In der Regel ist eine selbstständige Berufsunfähigkeitsversicherung (SBU) besser als ein Kombinationsprodukt. Denn die SBU bietet mehr Flexibilität – kann man zum Beispiel bei einer Rentenversicherung mit SBU-Baustein die Rentenversicherung nicht mehr bezahlen, verliert man auch den BU-Schutz.
Wie so viele Versicherungsprodukte lässt sich auch eine BU-Versicherung mittlerweile online abschließen. Allerdings wird bei bei den komplexen BU-Produkten davon abgeraten.
Denn die "Selbstvermittlung" führt schnell dazu, dass im Schadenfall trotz Beitragszahlung keine Leistung erbracht wird oder viel Geld verloren geht. Deswegen sollte man sich stets von einem Experten beraten lassen. Das gilt auch für Eltern, die eine BU-Versicherung für ihr Kind abschließen wollen. Denn im schlimmsten Fall schließen sie ein Produkt ab, das im Schadenfall nicht leistet – und erweisen dem Nachwuchs so einen Bärendienst.

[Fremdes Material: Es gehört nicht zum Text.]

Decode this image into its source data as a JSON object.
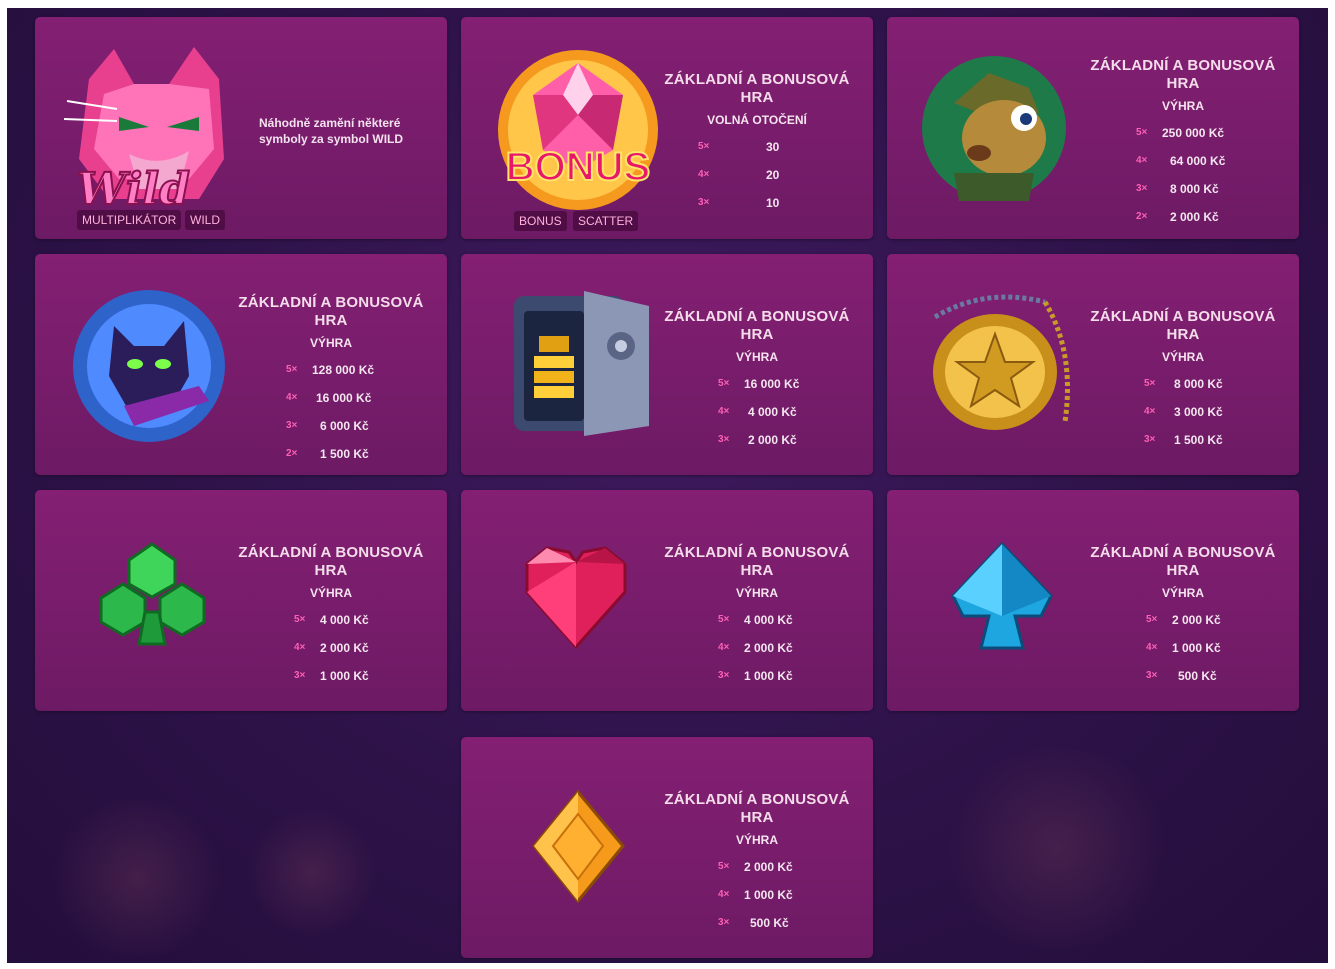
{
  "wild": {
    "logo_text": "Wild",
    "description": "Náhodně zamění některé symboly za symbol WILD",
    "tags": [
      "MULTIPLIKÁTOR",
      "WILD"
    ]
  },
  "bonus": {
    "logo_text": "BONUS",
    "title": "ZÁKLADNÍ A BONUSOVÁ HRA",
    "subtitle": "VOLNÁ OTOČENÍ",
    "tags": [
      "BONUS",
      "SCATTER"
    ],
    "rows": [
      {
        "mult": "5×",
        "value": "30"
      },
      {
        "mult": "4×",
        "value": "20"
      },
      {
        "mult": "3×",
        "value": "10"
      }
    ]
  },
  "symbols": [
    {
      "name": "dog",
      "icon": "dog-detective-icon",
      "title": "ZÁKLADNÍ A BONUSOVÁ HRA",
      "subtitle": "VÝHRA",
      "rows": [
        {
          "mult": "5×",
          "value": "250 000 Kč"
        },
        {
          "mult": "4×",
          "value": "64 000 Kč"
        },
        {
          "mult": "3×",
          "value": "8 000 Kč"
        },
        {
          "mult": "2×",
          "value": "2 000 Kč"
        }
      ]
    },
    {
      "name": "cat",
      "icon": "cat-thief-icon",
      "title": "ZÁKLADNÍ A BONUSOVÁ HRA",
      "subtitle": "VÝHRA",
      "rows": [
        {
          "mult": "5×",
          "value": "128 000 Kč"
        },
        {
          "mult": "4×",
          "value": "16 000 Kč"
        },
        {
          "mult": "3×",
          "value": "6 000 Kč"
        },
        {
          "mult": "2×",
          "value": "1 500 Kč"
        }
      ]
    },
    {
      "name": "safe",
      "icon": "safe-icon",
      "title": "ZÁKLADNÍ A BONUSOVÁ HRA",
      "subtitle": "VÝHRA",
      "rows": [
        {
          "mult": "5×",
          "value": "16 000 Kč"
        },
        {
          "mult": "4×",
          "value": "4 000 Kč"
        },
        {
          "mult": "3×",
          "value": "2 000 Kč"
        }
      ]
    },
    {
      "name": "badge",
      "icon": "police-badge-icon",
      "title": "ZÁKLADNÍ A BONUSOVÁ HRA",
      "subtitle": "VÝHRA",
      "rows": [
        {
          "mult": "5×",
          "value": "8 000 Kč"
        },
        {
          "mult": "4×",
          "value": "3 000 Kč"
        },
        {
          "mult": "3×",
          "value": "1 500 Kč"
        }
      ]
    },
    {
      "name": "club",
      "icon": "club-gem-icon",
      "title": "ZÁKLADNÍ A BONUSOVÁ HRA",
      "subtitle": "VÝHRA",
      "rows": [
        {
          "mult": "5×",
          "value": "4 000 Kč"
        },
        {
          "mult": "4×",
          "value": "2 000 Kč"
        },
        {
          "mult": "3×",
          "value": "1 000 Kč"
        }
      ]
    },
    {
      "name": "heart",
      "icon": "heart-gem-icon",
      "title": "ZÁKLADNÍ A BONUSOVÁ HRA",
      "subtitle": "VÝHRA",
      "rows": [
        {
          "mult": "5×",
          "value": "4 000 Kč"
        },
        {
          "mult": "4×",
          "value": "2 000 Kč"
        },
        {
          "mult": "3×",
          "value": "1 000 Kč"
        }
      ]
    },
    {
      "name": "spade",
      "icon": "spade-gem-icon",
      "title": "ZÁKLADNÍ A BONUSOVÁ HRA",
      "subtitle": "VÝHRA",
      "rows": [
        {
          "mult": "5×",
          "value": "2 000 Kč"
        },
        {
          "mult": "4×",
          "value": "1 000 Kč"
        },
        {
          "mult": "3×",
          "value": "500 Kč"
        }
      ]
    },
    {
      "name": "diamond",
      "icon": "diamond-gem-icon",
      "title": "ZÁKLADNÍ A BONUSOVÁ HRA",
      "subtitle": "VÝHRA",
      "rows": [
        {
          "mult": "5×",
          "value": "2 000 Kč"
        },
        {
          "mult": "4×",
          "value": "1 000 Kč"
        },
        {
          "mult": "3×",
          "value": "500 Kč"
        }
      ]
    }
  ],
  "colors": {
    "card": "#7a1d6c",
    "background": "#2d1248",
    "multiplier": "#ff5fb6"
  }
}
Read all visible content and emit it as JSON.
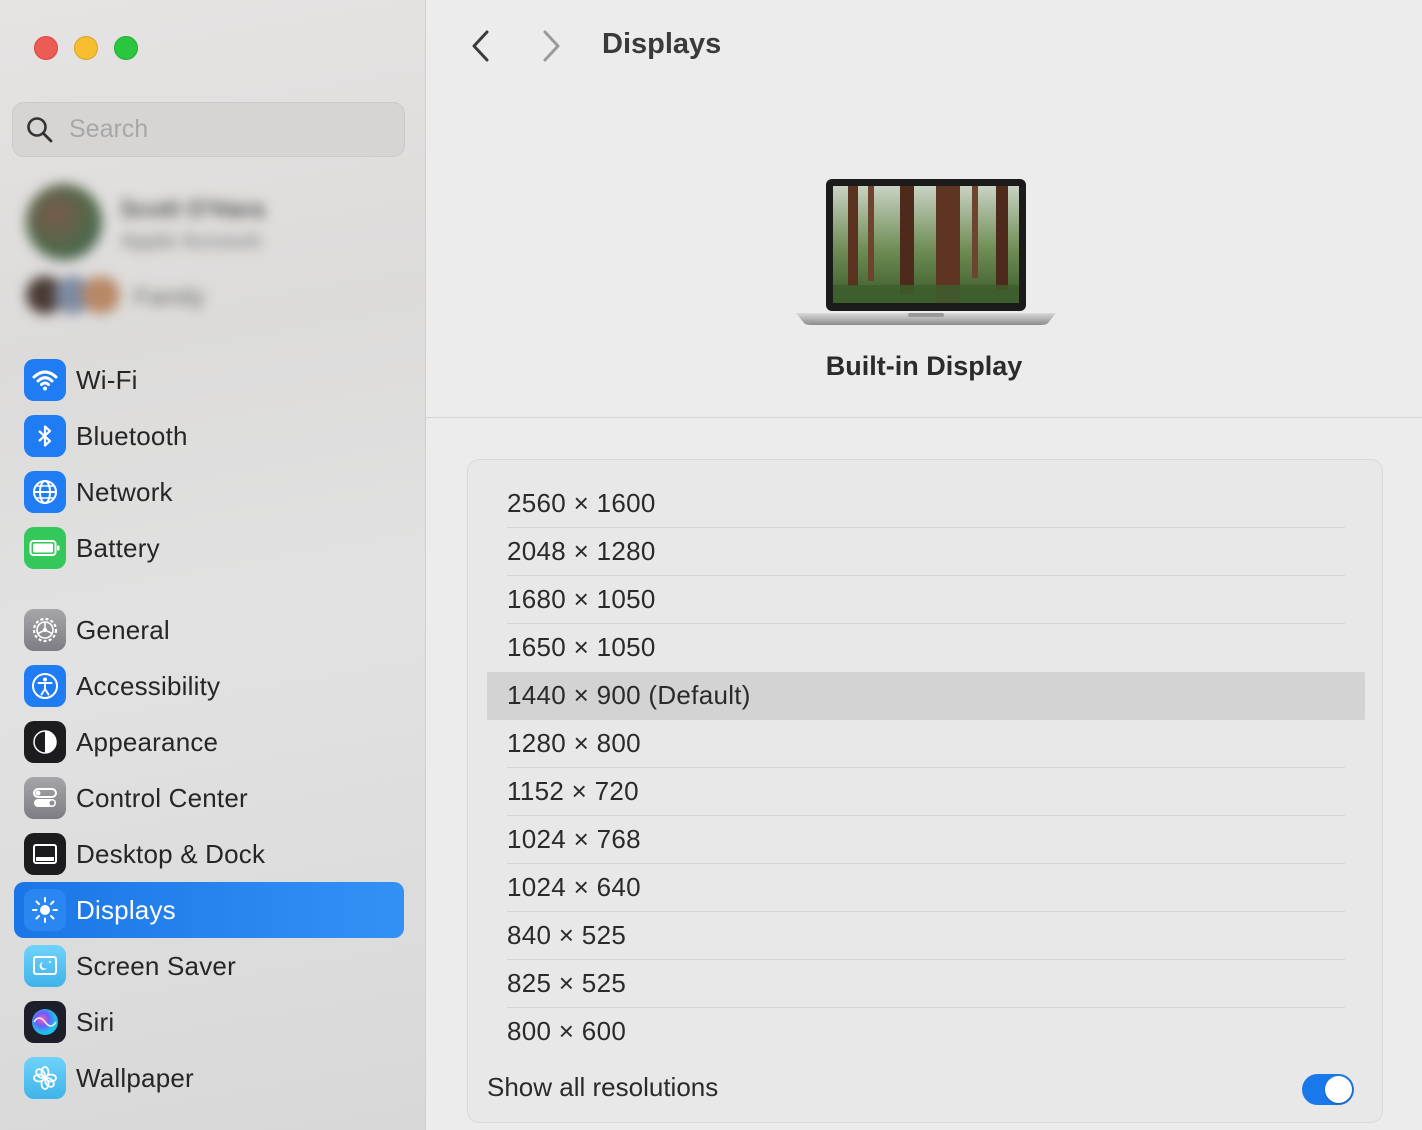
{
  "window": {
    "title": "Displays"
  },
  "search": {
    "placeholder": "Search"
  },
  "account": {
    "name": "Scott O'Hara",
    "subtitle": "Apple Account",
    "family_label": "Family"
  },
  "sidebar": {
    "items": [
      {
        "label": "Wi-Fi",
        "icon": "wifi-icon",
        "color": "#1f7cf2"
      },
      {
        "label": "Bluetooth",
        "icon": "bluetooth-icon",
        "color": "#1f7cf2"
      },
      {
        "label": "Network",
        "icon": "globe-icon",
        "color": "#1f7cf2"
      },
      {
        "label": "Battery",
        "icon": "battery-icon",
        "color": "#34c759"
      },
      {
        "label": "General",
        "icon": "gear-icon",
        "color": "#8e8e93"
      },
      {
        "label": "Accessibility",
        "icon": "accessibility-icon",
        "color": "#1f7cf2"
      },
      {
        "label": "Appearance",
        "icon": "appearance-icon",
        "color": "#1c1c1e"
      },
      {
        "label": "Control Center",
        "icon": "control-center-icon",
        "color": "#8e8e93"
      },
      {
        "label": "Desktop & Dock",
        "icon": "desktop-dock-icon",
        "color": "#1c1c1e"
      },
      {
        "label": "Displays",
        "icon": "sun-icon",
        "color": "#1f7cf2",
        "selected": true
      },
      {
        "label": "Screen Saver",
        "icon": "screen-saver-icon",
        "color": "#5ac8fa"
      },
      {
        "label": "Siri",
        "icon": "siri-icon",
        "color": "#2b2b3a"
      },
      {
        "label": "Wallpaper",
        "icon": "wallpaper-icon",
        "color": "#5ac8fa"
      }
    ]
  },
  "display": {
    "name": "Built-in Display"
  },
  "resolutions": {
    "items": [
      "2560 × 1600",
      "2048 × 1280",
      "1680 × 1050",
      "1650 × 1050",
      "1440 × 900 (Default)",
      "1280 × 800",
      "1152 × 720",
      "1024 × 768",
      "1024 × 640",
      "840 × 525",
      "825 × 525",
      "800 × 600"
    ],
    "selected_index": 4,
    "show_all_label": "Show all resolutions",
    "show_all_enabled": true
  },
  "colors": {
    "accent": "#1a79ea",
    "selection_row": "#d3d3d3"
  }
}
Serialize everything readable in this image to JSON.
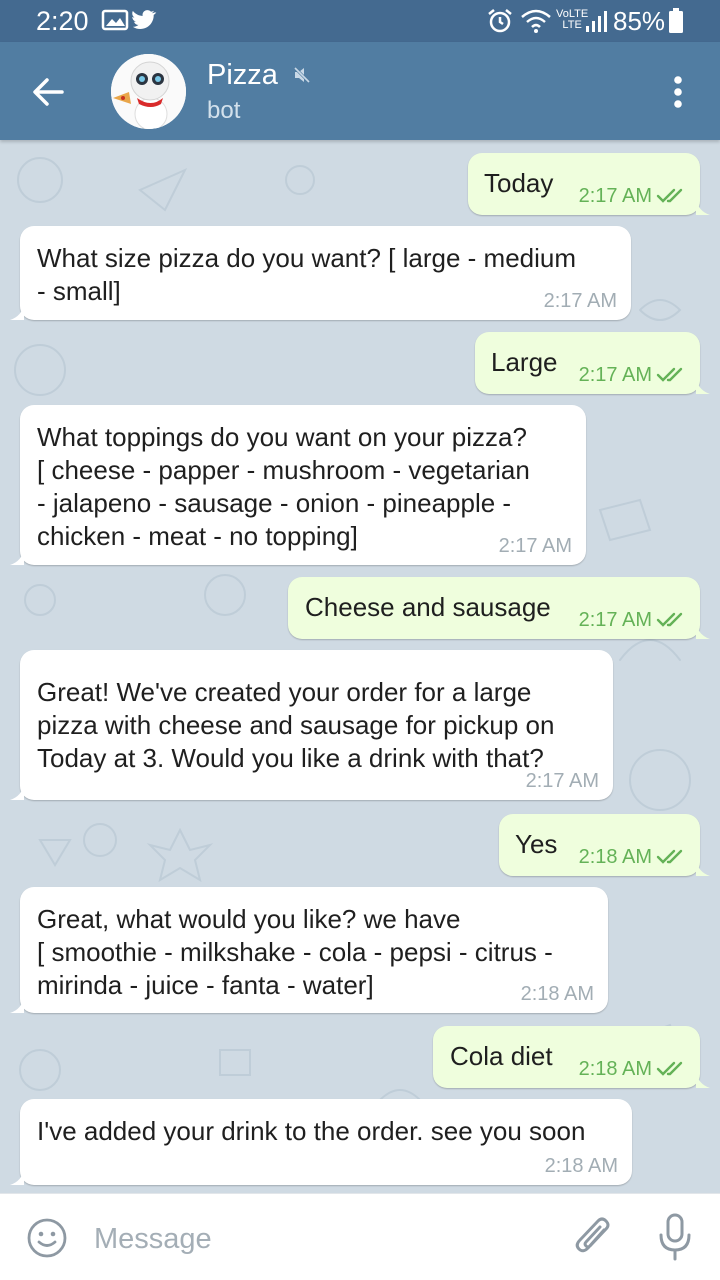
{
  "status_bar": {
    "time": "2:20",
    "battery": "85%",
    "network": "LTE"
  },
  "header": {
    "title": "Pizza",
    "subtitle": "bot"
  },
  "messages": [
    {
      "dir": "out",
      "text": "Today",
      "time": "2:17 AM"
    },
    {
      "dir": "in",
      "text": "What size pizza do you want? [ large - medium\n- small]",
      "time": "2:17 AM"
    },
    {
      "dir": "out",
      "text": "Large",
      "time": "2:17 AM"
    },
    {
      "dir": "in",
      "text": "What toppings do you want on your pizza?\n[ cheese - papper -  mushroom - vegetarian\n- jalapeno - sausage - onion - pineapple -\nchicken - meat -  no topping]",
      "time": "2:17 AM"
    },
    {
      "dir": "out",
      "text": "Cheese and sausage",
      "time": "2:17 AM"
    },
    {
      "dir": "in",
      "text": "Great! We've created your order for a large\npizza with cheese and sausage for pickup on\nToday at 3. Would you like a drink with that?",
      "time": "2:17 AM"
    },
    {
      "dir": "out",
      "text": "Yes",
      "time": "2:18 AM"
    },
    {
      "dir": "in",
      "text": "Great, what would you like? we have\n[ smoothie - milkshake - cola - pepsi - citrus -\nmirinda - juice - fanta - water]",
      "time": "2:18 AM"
    },
    {
      "dir": "out",
      "text": "Cola diet",
      "time": "2:18 AM"
    },
    {
      "dir": "in",
      "text": "I've added your drink to the order. see you soon",
      "time": "2:18 AM"
    }
  ],
  "input": {
    "placeholder": "Message"
  },
  "colors": {
    "header": "#517da2",
    "status_bar": "#446a90",
    "chat_background": "#cfdae3",
    "outgoing_bubble": "#effedd",
    "incoming_bubble": "#ffffff",
    "read_check": "#64b257"
  },
  "icons": [
    "back-arrow-icon",
    "mute-icon",
    "more-vert-icon",
    "emoji-icon",
    "paperclip-icon",
    "microphone-icon",
    "double-check-icon",
    "alarm-icon",
    "wifi-icon",
    "signal-icon",
    "battery-icon",
    "image-icon",
    "twitter-icon"
  ]
}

Wichtig ist für Eltern: Das Kind sollte über die Notwendigkeit der Versicherung aufgeklärt werden und auch zum Abschluss mitgenommen werden. Nur so kann sichergestellt werden, dass das Kind die Versicherung später im Erwachsenenalter auch fortführt. Zudem sollte geregelt werden, wer die Prämien übernimmt, wenn das Kind volljährig wird und wann der Wechsel des Versicherungsnehmers in der Police stattfindet.
Laut BU-Experte Matthias Helberg werden Berufsunfähigkeitsversicherungen an Schüler ab dem Alter von 10 Jahren vermittelt; Anwartschaften auf eine BU werden sogar schon für Kinder ab sechs Monaten vermittelt.